OKLAHOMA CITY (AP) — Oklahoma’s top education official outraged civil rights groups and others when he ordered public schools to immediately begin incorporating the Bible into lesson plans for students in grades 5 through 12.

Republican State Superintendent Ryan Walters said in a memo Thursday to school leaders across the state that the Bible is a cornerstone of Western civilization and that its use in classrooms is mandatory.

“It is essential that our kids have an understanding of the Bible and its historical context,” Walters said.

Here are some things to know about Walters’ order, which requires schools to incorporate the Bible as an “instructional support into the curriculum.”

Walters said Thursday Oklahoma state law and academic standards are “crystal clear” that the Bible can be used to instruct students in public schools. Indeed, Oklahoma social studies standards list various biblical stories, as well as other religious scriptures from Buddhism and Hinduism, as primary instructional resources for students.

What’s not clear is whether Walters can mandate the Bible’s use in classrooms. Oklahoma state law says that individual school districts have the exclusive authority to determine curriculum, reading lists, instructional materials and textbooks.

Andy Fugitt, an attorney for the Oklahoma Center for Educational Law, said his organization has fielded numerous calls from districts seeking guidance on Walters’ order. Fugitt says the order is likely to be challenged in court by First Amendment groups who believe the order may violate the Establishment Clause that prohibits government from “establishing” a religion.

A school district could also sue over the order if they were threatened with punishment for noncompliance, Fugitt said, but Walters’ order didn’t suggest any kind of repercussions for noncompliance.

Oklahoma’s directive is the latest salvo in an effort by conservative-led states to target public schools: Louisiana has required them to post the Ten Commandments in classrooms, while others are under pressure to teach the Bible and ban books and lessons about race, sexual orientation and gender identity.

Earlier this week the Oklahoma Supreme Court blocked an attempt by the state to have the first publicly funded religious charter school in the country.

“It could well be that some of these developments are appropriate and some of them go too far,” said Richard Garnett, a law professor and director of the Notre Dame Program on Church, State & Society.

“There have been times in the last decades where people went too far in kicking religion out of the public square. The Supreme Court has told people that’s not what the First Amendment requires. Now you’re seeing adjustments.”

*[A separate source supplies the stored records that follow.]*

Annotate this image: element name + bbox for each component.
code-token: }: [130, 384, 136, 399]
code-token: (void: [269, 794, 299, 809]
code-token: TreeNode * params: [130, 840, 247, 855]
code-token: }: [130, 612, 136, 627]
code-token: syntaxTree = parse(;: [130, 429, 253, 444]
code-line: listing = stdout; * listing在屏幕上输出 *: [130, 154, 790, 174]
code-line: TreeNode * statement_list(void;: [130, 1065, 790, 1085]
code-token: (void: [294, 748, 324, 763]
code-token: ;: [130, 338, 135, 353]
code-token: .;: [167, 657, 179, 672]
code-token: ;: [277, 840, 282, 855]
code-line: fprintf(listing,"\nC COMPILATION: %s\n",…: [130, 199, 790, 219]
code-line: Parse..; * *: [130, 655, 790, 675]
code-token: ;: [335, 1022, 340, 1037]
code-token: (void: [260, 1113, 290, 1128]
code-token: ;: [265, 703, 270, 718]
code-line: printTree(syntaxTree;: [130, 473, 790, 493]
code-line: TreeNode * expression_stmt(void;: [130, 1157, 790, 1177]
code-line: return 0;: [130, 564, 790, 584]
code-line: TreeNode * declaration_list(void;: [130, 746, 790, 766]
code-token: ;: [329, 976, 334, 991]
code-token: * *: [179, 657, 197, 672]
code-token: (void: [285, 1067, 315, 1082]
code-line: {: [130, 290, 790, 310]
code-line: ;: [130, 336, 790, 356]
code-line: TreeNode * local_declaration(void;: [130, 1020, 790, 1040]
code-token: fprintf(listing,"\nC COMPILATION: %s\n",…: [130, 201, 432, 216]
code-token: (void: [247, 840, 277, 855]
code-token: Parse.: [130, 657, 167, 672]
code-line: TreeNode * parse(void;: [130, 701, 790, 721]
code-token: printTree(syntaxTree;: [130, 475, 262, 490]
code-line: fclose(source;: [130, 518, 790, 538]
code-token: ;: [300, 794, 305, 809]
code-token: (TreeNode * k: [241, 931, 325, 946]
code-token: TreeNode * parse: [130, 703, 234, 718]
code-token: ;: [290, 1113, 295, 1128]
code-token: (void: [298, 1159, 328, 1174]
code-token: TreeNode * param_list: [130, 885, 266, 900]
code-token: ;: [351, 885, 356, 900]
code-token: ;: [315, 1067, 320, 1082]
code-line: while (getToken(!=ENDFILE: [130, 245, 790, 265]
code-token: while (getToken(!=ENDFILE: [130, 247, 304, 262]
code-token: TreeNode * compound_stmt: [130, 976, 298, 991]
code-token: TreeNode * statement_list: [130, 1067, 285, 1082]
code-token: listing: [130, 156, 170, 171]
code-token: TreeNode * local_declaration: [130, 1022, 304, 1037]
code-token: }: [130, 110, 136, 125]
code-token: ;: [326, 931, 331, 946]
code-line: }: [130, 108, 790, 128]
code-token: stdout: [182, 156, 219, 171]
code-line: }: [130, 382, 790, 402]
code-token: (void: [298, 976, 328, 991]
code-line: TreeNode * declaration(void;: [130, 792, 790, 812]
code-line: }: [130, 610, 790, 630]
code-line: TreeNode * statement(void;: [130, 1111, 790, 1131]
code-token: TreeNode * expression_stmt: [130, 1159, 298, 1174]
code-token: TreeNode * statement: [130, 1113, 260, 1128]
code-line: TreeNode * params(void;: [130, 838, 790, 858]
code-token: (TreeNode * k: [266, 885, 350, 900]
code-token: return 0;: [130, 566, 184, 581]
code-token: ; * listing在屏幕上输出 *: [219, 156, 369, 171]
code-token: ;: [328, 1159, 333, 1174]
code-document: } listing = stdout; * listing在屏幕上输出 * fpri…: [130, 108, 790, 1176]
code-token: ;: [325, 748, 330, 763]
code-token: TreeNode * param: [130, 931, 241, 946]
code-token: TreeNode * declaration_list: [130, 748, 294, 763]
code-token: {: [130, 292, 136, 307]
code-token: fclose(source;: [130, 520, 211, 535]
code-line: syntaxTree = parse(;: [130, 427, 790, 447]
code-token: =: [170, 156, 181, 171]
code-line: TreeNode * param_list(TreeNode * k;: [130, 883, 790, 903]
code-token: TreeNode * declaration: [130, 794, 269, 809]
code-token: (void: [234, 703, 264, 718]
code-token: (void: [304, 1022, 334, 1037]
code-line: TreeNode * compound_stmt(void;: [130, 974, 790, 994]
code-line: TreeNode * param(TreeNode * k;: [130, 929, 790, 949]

Walters’ order sparked immediate outrage from civil rights groups and those dedicated to the separation of church and state.

The Wisconsin-based Freedom From Religion Foundation, which recently joined a coalition of groups suing Louisiana over its new Ten Commandments law, vowed to take action to block Walters from forcing the Bible into Oklahoma public schools.

“Walters’ concern should be the fact that Oklahoma ranks 45th in education,” the foundation’s co-president Dan Barker said in a statement. “Maybe education would improve if Oklahoma’s superintendent of education spent his time promoting education, instead of religion.”

Bob Gragg is superintendent of Seminole Public Schools, a central Oklahoma district with about 1,400 students in kindergarten through grade 12.

Gragg said he reads the Bible every morning at his kitchen table, but also is a firm believer in the separation of church and state.

“With the separation I believe church and state are made stronger,” Gragg said. “(Walters) is treading a slippery slope that even if he is successful in the least bit, has grave consequences for our schools, churches, families, state and nation.”